Enrollment in the individual market peaked in 2006 and it has increased annually since, rising to 787,545 lives in 2010, an increase of 3.0 percent from 2009, but down only 0.4 percent from the 2006 high.
However, the report notes, 30 percent of the rise in individual market is tied to the federal Health Insurance Portability and Accountability Act (HIPAA) under which companies providing individual coverage in Florida are required to issue coverage to applicants on a guarantee issue basis.
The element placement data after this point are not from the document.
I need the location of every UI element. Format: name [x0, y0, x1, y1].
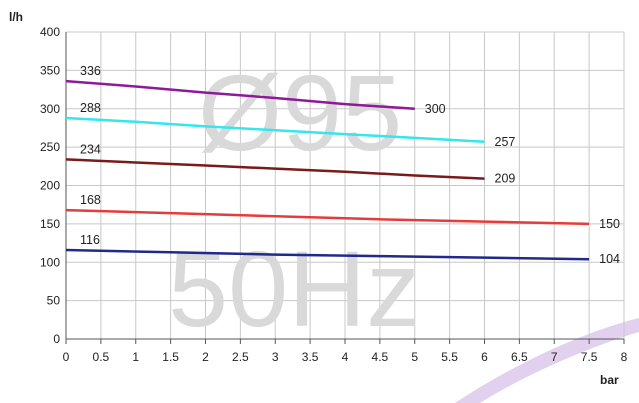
x-tick-label: 6: [481, 350, 488, 364]
series-start-label: 234: [80, 142, 101, 156]
series-line: [65, 116, 485, 144]
series-end-label: 209: [495, 172, 516, 186]
y-tick-label: 300: [40, 102, 60, 116]
axes: 0 50 100 150 200 250 300 350 400 0 0.5 1 1.5 2 2.5 3 3.5…: [40, 25, 628, 364]
series-line: [65, 79, 415, 111]
x-tick-label: 8: [621, 350, 628, 364]
x-tick-label: 7: [551, 350, 558, 364]
x-tick-label: 7.5: [581, 350, 598, 364]
x-tick-label: 3: [272, 350, 279, 364]
watermark: Ø95 50Hz: [168, 52, 420, 349]
x-tick-label: 3.5: [302, 350, 319, 364]
series-start-label: 288: [80, 101, 101, 115]
series-lines: [65, 79, 590, 261]
series-start-label: 168: [80, 193, 101, 207]
y-axis-label: l/h: [9, 10, 23, 24]
x-tick-label: 4.5: [372, 350, 389, 364]
x-tick-label: 2.5: [232, 350, 249, 364]
series-end-label: 300: [425, 102, 446, 116]
x-tick-label: 5: [411, 350, 418, 364]
series-end-label: 104: [599, 252, 620, 266]
y-tick-label: 400: [40, 25, 60, 39]
y-tick-label: 100: [40, 255, 60, 269]
x-tick-label: 0.5: [93, 350, 110, 364]
x-tick-label: 0: [63, 350, 70, 364]
data-labels: 336 300 288 257 234 209 168 150 116 104: [80, 64, 620, 266]
y-tick-label: 350: [40, 63, 60, 77]
series-line: [65, 158, 485, 180]
series-end-label: 150: [599, 217, 620, 231]
x-tick-label: 6.5: [511, 350, 528, 364]
series-start-label: 116: [80, 233, 100, 247]
x-tick-label: 1: [132, 350, 139, 364]
watermark-frequency: 50Hz: [168, 228, 420, 349]
y-tick-label: 150: [40, 217, 60, 231]
series-end-label: 257: [495, 135, 516, 149]
series-line: [65, 248, 590, 261]
x-tick-label: 1.5: [162, 350, 179, 364]
x-tick-label: 2: [202, 350, 209, 364]
watermark-model: Ø95: [198, 52, 402, 173]
y-tick-label: 250: [40, 140, 60, 154]
y-tick-label: 200: [40, 179, 60, 193]
y-tick-label: 0: [53, 332, 60, 346]
x-axis-label: bar: [600, 373, 619, 387]
series-line: [65, 208, 590, 226]
x-tick-label: 5.5: [441, 350, 458, 364]
x-tick-label: 4: [342, 350, 349, 364]
y-tick-label: 50: [47, 294, 61, 308]
series-start-label: 336: [80, 64, 101, 78]
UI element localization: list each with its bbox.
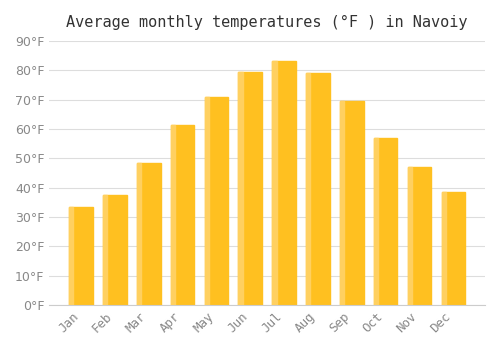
Bar bbox=[272, 62, 296, 305]
Bar bbox=[170, 125, 194, 305]
Bar bbox=[238, 72, 262, 305]
Bar bbox=[204, 97, 229, 305]
Bar bbox=[374, 138, 378, 305]
Bar bbox=[69, 207, 93, 305]
Bar bbox=[408, 167, 432, 305]
Bar bbox=[103, 195, 108, 305]
Bar bbox=[306, 73, 330, 305]
Title: Average monthly temperatures (°F ) in Navoiy: Average monthly temperatures (°F ) in Na… bbox=[66, 15, 468, 30]
Bar bbox=[204, 97, 209, 305]
Bar bbox=[442, 192, 446, 305]
Bar bbox=[238, 72, 242, 305]
Bar bbox=[340, 101, 363, 305]
Bar bbox=[340, 101, 344, 305]
Bar bbox=[69, 207, 73, 305]
Bar bbox=[306, 73, 310, 305]
Bar bbox=[374, 138, 398, 305]
Bar bbox=[408, 167, 412, 305]
Bar bbox=[272, 62, 276, 305]
Bar bbox=[103, 195, 126, 305]
Bar bbox=[442, 192, 465, 305]
Bar bbox=[137, 163, 141, 305]
Bar bbox=[170, 125, 175, 305]
Bar bbox=[137, 163, 160, 305]
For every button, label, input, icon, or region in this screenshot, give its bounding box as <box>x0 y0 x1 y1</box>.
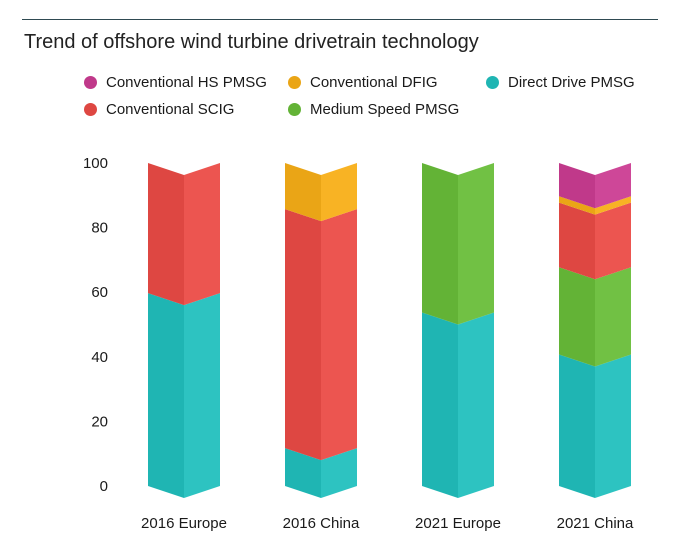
bar-segment-right <box>595 354 631 498</box>
legend-label: Medium Speed PMSG <box>310 101 460 118</box>
legend-label: Conventional DFIG <box>310 74 438 91</box>
x-category-label: 2021 Europe <box>415 515 501 532</box>
bar-segment-left <box>559 196 595 215</box>
bar-segment-right <box>595 163 631 209</box>
bar-segment-left <box>559 354 595 498</box>
x-category-label: 2016 China <box>283 515 360 532</box>
bar-group <box>148 163 220 498</box>
bar-segment-right <box>458 163 494 325</box>
bar-segment-left <box>422 312 458 498</box>
y-tick-label: 40 <box>91 349 108 366</box>
bar-segment-left <box>285 163 321 222</box>
bar-segment-right <box>184 293 220 498</box>
legend-item-medium-speed-pmsg: Medium Speed PMSG <box>288 101 459 118</box>
bar-segment-right <box>321 209 357 461</box>
legend-item-conventional-scig: Conventional SCIG <box>84 101 234 118</box>
bar-segment-right <box>321 163 357 222</box>
bar-group <box>285 163 357 498</box>
x-category-label: 2016 Europe <box>141 515 227 532</box>
bar-segment-left <box>148 163 184 306</box>
legend-swatch <box>84 76 97 89</box>
bar-group <box>422 163 494 498</box>
y-tick-label: 80 <box>91 220 108 237</box>
bar-segment-left <box>285 448 321 498</box>
bar-segment-right <box>321 448 357 498</box>
legend-item-conventional-hs-pmsg: Conventional HS PMSG <box>84 74 267 91</box>
bar-segment-left <box>285 209 321 461</box>
bar-segment-right <box>458 312 494 498</box>
legend-swatch <box>288 103 301 116</box>
bar-segment-left <box>559 163 595 209</box>
legend-swatch <box>288 76 301 89</box>
legend: Conventional HS PMSG Conventional DFIG D… <box>0 0 686 130</box>
top-rule <box>22 19 658 20</box>
bar-segment-right <box>595 267 631 367</box>
legend-swatch <box>486 76 499 89</box>
bar-segment-left <box>422 163 458 325</box>
bar-segment-left <box>559 202 595 280</box>
y-tick-label: 100 <box>83 155 108 172</box>
legend-swatch <box>84 103 97 116</box>
bar-segment-left <box>148 293 184 498</box>
bar-segment-right <box>595 202 631 280</box>
bar-group <box>559 163 631 498</box>
y-tick-label: 0 <box>100 478 108 495</box>
bar-segment-left <box>559 267 595 367</box>
y-tick-label: 20 <box>91 413 108 430</box>
bar-segment-right <box>595 196 631 215</box>
y-tick-label: 60 <box>91 284 108 301</box>
legend-label: Conventional HS PMSG <box>106 74 267 91</box>
x-category-label: 2021 China <box>557 515 634 532</box>
legend-item-direct-drive-pmsg: Direct Drive PMSG <box>486 74 635 91</box>
legend-label: Conventional SCIG <box>106 101 235 118</box>
bar-segment-right <box>184 163 220 306</box>
legend-item-conventional-dfig: Conventional DFIG <box>288 74 438 91</box>
chart-title: Trend of offshore wind turbine drivetrai… <box>24 31 479 53</box>
legend-label: Direct Drive PMSG <box>508 74 635 91</box>
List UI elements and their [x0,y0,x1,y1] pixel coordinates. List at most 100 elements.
HIPAA applicants typically automatically qualify for coverage and are not medically underwritten.
The growth in HIPAA policies within the individual market is troubling, according to FHCIAB. These policies typically represent a small portion of the individual market, which the FHCIAB said is important since they tend to have higher potential claim costs than policies that are medcially underwritten.
“While on the surface there is reason to be heartened by the increase in overall enrollment, the data indicates the entire increase in coverage is due to a dramatic rise in HIPAA-issued coverage. Although there was a slight increase of 13 percent in medically-underwritten individual coverage in 2010, there was an increase in HIPAA-issued coverage of 30 percent,” the report said.
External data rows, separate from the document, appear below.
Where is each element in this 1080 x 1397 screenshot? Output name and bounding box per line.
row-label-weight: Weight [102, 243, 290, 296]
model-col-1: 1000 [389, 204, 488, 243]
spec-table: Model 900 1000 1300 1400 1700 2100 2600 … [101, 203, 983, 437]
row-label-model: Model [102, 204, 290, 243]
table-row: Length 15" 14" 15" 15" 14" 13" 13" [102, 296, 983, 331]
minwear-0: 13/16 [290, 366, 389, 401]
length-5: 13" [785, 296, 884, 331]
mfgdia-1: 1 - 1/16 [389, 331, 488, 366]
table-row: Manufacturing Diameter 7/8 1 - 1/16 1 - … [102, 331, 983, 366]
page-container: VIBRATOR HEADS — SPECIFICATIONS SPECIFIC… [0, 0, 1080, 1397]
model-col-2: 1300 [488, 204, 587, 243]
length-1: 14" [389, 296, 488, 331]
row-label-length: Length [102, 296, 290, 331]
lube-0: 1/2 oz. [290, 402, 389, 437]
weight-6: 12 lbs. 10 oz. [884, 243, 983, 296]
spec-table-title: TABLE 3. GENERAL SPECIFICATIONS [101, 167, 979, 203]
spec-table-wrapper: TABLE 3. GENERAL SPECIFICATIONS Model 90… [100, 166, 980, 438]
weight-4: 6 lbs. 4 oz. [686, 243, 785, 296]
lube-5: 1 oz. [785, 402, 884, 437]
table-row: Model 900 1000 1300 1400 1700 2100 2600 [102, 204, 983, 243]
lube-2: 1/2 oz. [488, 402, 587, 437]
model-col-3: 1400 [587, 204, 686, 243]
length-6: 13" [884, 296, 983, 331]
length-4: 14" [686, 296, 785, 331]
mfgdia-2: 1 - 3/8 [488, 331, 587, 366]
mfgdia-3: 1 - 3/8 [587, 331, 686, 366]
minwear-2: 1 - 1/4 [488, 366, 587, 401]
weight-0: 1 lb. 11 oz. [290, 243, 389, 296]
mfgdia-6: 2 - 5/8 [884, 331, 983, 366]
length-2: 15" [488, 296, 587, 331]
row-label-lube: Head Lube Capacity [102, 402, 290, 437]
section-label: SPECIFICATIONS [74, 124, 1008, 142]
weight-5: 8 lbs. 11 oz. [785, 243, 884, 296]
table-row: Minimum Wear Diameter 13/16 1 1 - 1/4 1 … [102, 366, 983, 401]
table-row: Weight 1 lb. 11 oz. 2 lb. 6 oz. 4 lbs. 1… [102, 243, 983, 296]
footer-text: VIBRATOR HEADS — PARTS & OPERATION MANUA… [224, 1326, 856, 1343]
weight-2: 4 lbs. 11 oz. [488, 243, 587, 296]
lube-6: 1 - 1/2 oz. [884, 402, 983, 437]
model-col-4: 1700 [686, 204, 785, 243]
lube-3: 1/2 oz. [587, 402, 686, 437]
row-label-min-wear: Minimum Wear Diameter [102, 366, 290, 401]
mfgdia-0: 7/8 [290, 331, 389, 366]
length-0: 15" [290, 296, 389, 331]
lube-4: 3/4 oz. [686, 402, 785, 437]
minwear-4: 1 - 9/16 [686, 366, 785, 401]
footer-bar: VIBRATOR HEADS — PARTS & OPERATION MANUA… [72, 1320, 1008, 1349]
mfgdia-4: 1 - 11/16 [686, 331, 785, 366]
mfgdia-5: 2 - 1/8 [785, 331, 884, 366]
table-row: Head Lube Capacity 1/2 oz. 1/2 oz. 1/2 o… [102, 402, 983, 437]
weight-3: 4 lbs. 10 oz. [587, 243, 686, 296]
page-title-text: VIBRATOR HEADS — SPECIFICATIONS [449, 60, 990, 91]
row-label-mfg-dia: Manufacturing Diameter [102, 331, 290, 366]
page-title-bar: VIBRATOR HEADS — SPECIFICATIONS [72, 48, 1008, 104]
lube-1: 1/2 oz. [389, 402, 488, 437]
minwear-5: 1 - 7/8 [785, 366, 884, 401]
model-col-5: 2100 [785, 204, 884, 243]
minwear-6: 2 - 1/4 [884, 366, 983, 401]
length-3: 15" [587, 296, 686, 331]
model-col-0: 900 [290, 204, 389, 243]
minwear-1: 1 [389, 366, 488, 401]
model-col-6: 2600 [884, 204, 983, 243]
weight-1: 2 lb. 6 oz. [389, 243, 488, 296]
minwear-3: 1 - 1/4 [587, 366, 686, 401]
The large group market showed an increase in enrollment (up nearly 7.1 percent) in 2010, yet overall premium collections decreased by 23 percent over the same period. The report said the state insurance department is investigating this anomaly.
In the small group market, where enrollment declined 19 percent, premiums collected mirrored the loss by declining 13 percent. Enrollment increased 1.3 percent in the individual market from 2009, and premium collections followed that gain by rising 5.3 percent.
In-state large group experienced a loss ratio of 84.1 percent in 2010. The loss ratio in 2009 was 89.2 percent, so 2010 represented a significant decrease.
Small group loss ratios dropped more significantly, from 81.9 percent in 2009 to 71.9 percent in 2010. To explain the decrease, the report cited speculation that utilization has dropped since the economy went into its downturn.
Individual market loss ratios remained relatively stable on the medically underwritten side, coming in at 59.7 percent for 2010, pretty close to 62.7 percent in 2009. In-state HIPAA-issued policies experienced an 88.9 percent loss ratio for 2010, down from 97.8 percent in 2009; HIPAA-issued certificates issued through out-of-state associations reported a lower loss ratio for such coverage, 117.5 percent, down from 125.7 percent in 2009.
Group conversion policies represent an important safety net for individuals and families losing group coverage, and also play an important role in Florida’s HIPAA mechanism, according to the report. Those opting for such coverage likely would not be able to qualify for a medically-underwritten policy, thus the loss ratios in the conversion market are also high, coming in at 130.8 percent for 2010, up from 129.9 percent in 2009. Group conversion enrollment has remained relatively stable over the years, coming in at 55,862 in 2010, up 13.8 percent since 2006.
The data in the report comes from licensed carriers describing their operations in Florida for the 2010 calendar year.
The report did not address the Affordable Care Act, the U.S. Supreme Court Case challenging the Affordable Care Act, or the Department of Health and Human Services’ recent denial of Florida’s application for an adjustment to the medical loss ratio (MLR) for the individual marketplace.
The FHCIAB board membership includes representatives of healthcare providers, insurers, benefits consultants, business executives and insurance and managed care regulators.